Although numerous contributions have been made to explore the higher-level phylogeny of longhorn beetles, there are still some debatable points to be solved: the monophyly of Cerambycidae s.l. and s.s.; the relative relationship between Cerambycidae s.s., Disteniidae, Oxypeltidae, and Vesperidae; and the monophyly and relationship of subfamilies in Cerambycidae s.l., especially within Cerambycidae s.s. The incongruence between different molecular phylogenetic studies could be attributed to the usage of different molecular types, sample sizes, and analytical methods.
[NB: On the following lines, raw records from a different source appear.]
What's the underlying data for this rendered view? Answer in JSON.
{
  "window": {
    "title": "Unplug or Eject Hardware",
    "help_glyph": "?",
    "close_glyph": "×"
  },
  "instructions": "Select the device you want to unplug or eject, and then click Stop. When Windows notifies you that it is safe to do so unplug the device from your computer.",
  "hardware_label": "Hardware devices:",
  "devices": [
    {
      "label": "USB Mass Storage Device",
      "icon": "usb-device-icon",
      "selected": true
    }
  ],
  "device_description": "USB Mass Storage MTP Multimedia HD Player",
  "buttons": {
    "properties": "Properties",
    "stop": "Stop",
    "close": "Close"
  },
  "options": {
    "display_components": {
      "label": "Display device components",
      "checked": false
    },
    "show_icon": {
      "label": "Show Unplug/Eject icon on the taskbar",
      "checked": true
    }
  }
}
The taxonomic misidentification of sequenced samples in online databases such as GenBank could also lead to bizarre tree topology, especially for those clades with few taxa. Most main clades of Cerambycidae s.l. still lack sufficient molecular data to clarify their phylogenetic positions. The sequencing of more mitogenomes, optimization of datasets and substitution models, and the supplement of nuclear genes are expected to improve the resolution of mitochondrial phylogenetic reconstruction of Cerambycidae s.l. in future works.

4. Conclusions

In this study, we sequenced and analyzed the mitogenomes of two longicorn beetles, which are important pests of cultivated ecosystems in China. The structure and content of the two mitogenomes are conserved in comparison to other sequenced mitogenomes of Cerambycidae, but the intraspecific mitogenomic variation is also detected. The monophyly of four subfamilies was supported by the phylogenetic analysis based on the nucleotide sequence of PCGs. The results provided basic genetic information for understanding the phylogeny and evolution of longicorn beetles.